[R] sample size mixed poisson glm

Thu Mar 25 18:42:49 CET 2010

Dear list members,

I am trying to estimate  power/sample size based on already collected
pilot data.
The setting: Five orchards have been sampled with respect to fruit
damage. In each orchard two plots were selected (semi-randomly), where
one was treated and one left as control. Within each plot around 50
trees were randomly selected, and the number of damaged fruits counted
for each tree. The overall question to be answered is whether the
treatment will have an effect (hopefully negative) on number of
damaged fruits counted. To take care of the expected within-orchard
correlation in counts, I proceed with a mixed poisson glm, and find a
significant effect as expected. I then proceed in estimating power and
sample size needed to obtain significant results at the 95% level. The
aim is to find the number of orchards and the number of trees in each
of the two plots per orchard, needed to obtain reliable results for
the effect-size observed in the pilot data.
I found that simulating from the fitted model would be most likely the
best way to approach this problem.

#The model
m.mix<-lmer(counts~treat+(1|orchard),family="poisson",data=dat)

#and simulations using

simu.pois.mixed<-function(object,ngroups,nsubj,nsim,fact=1)
{
  S<-c()
  for(i in 1:nsim){
    rands<-mvrnorm(ngroups,0,Sigma=fact*VarCorr(object)[[1]])
    nwd<-unique(object at X)
    # repeat this ngoups X nsubj/group times
    nwd2<-do.call("rbind",replicate(nsubj,nwd,FALSE))
    nwd3<-do.call("rbind",replicate(ngroups,nwd2,FALSE))
    mu<-nwd3%*%fixef(object)+ rep(rands,each=nsubj)
    newresp<-rpois(length(mu),poisson()$linkinv(mu))
    nwdata<-data.frame(newresp,nwd3[,-1],factor(rep(1:length(rands),each=nsubj)))
    names(nwdata)<-names(object at frame)
    S[i]<-ifelse(summary(update(object,data=nwdata))@coefs["treat","Pr(>|z|)"]<=.05,1,0)
    }
    cat("\n\tPower is:",mean(S),"based
on",nsim,"simulations",ngroups,"groups and",nsubj,"subjects per
group\n")
}

simu.pois.mixed(m.mixed,ngroups=5,nsubj=55,nsim=100,fact=1)

which results to
"Power is: 0.99 based on 100 simulations 5 groups and 55 subjects per group"

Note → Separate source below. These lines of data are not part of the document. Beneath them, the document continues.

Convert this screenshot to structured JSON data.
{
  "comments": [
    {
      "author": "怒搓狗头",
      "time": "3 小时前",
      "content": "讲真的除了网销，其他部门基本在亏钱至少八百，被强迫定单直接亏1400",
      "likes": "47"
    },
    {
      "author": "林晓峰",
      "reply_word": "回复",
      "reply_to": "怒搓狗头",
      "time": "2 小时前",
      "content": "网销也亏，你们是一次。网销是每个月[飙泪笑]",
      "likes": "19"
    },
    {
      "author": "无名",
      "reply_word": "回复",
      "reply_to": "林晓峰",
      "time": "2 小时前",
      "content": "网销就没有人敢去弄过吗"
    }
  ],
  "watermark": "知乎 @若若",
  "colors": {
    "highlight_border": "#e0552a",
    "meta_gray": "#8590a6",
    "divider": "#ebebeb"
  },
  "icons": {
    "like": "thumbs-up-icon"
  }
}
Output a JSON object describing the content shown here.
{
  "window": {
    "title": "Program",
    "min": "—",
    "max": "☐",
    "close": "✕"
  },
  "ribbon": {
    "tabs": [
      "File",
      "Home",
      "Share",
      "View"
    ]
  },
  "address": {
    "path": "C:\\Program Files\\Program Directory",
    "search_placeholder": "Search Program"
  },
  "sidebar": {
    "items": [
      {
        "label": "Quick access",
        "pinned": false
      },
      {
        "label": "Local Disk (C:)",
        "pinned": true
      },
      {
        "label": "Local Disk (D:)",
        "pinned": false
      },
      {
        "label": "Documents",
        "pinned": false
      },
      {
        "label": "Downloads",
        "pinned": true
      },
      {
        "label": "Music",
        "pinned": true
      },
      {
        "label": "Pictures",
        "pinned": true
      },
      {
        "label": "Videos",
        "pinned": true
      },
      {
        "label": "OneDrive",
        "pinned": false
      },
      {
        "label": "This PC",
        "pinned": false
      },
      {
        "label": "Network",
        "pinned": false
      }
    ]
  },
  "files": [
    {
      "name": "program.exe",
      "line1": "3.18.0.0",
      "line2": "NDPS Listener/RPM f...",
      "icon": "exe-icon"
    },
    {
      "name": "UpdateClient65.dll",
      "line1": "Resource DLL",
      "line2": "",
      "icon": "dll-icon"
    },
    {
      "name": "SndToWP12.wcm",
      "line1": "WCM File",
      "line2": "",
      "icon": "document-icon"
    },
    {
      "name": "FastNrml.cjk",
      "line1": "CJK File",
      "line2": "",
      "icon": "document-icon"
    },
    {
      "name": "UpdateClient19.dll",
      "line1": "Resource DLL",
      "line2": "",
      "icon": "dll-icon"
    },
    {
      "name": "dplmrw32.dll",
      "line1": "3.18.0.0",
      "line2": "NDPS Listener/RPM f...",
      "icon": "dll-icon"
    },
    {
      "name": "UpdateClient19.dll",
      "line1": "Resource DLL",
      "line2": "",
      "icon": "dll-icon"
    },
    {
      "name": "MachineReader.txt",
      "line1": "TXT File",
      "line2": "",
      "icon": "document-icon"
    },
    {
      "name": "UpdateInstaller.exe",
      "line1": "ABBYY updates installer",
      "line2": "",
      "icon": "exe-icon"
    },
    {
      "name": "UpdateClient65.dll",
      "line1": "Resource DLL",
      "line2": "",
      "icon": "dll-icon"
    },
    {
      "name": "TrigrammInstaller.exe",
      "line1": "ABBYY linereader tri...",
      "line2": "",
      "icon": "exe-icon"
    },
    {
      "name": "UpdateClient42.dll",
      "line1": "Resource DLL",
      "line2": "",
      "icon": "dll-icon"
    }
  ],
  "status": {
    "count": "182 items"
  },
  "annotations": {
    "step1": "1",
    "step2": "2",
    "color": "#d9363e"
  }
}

based on which I conclude that I already have a power of about 1, even
with only 5 orchards!!!. I find it hard to believe it though, so I
wonder whether this whole approach is flawed in some way, and if so,
what are the alternatives. Any other comments or recommendations are
most welcome btw.

Thanks in advance

Caspar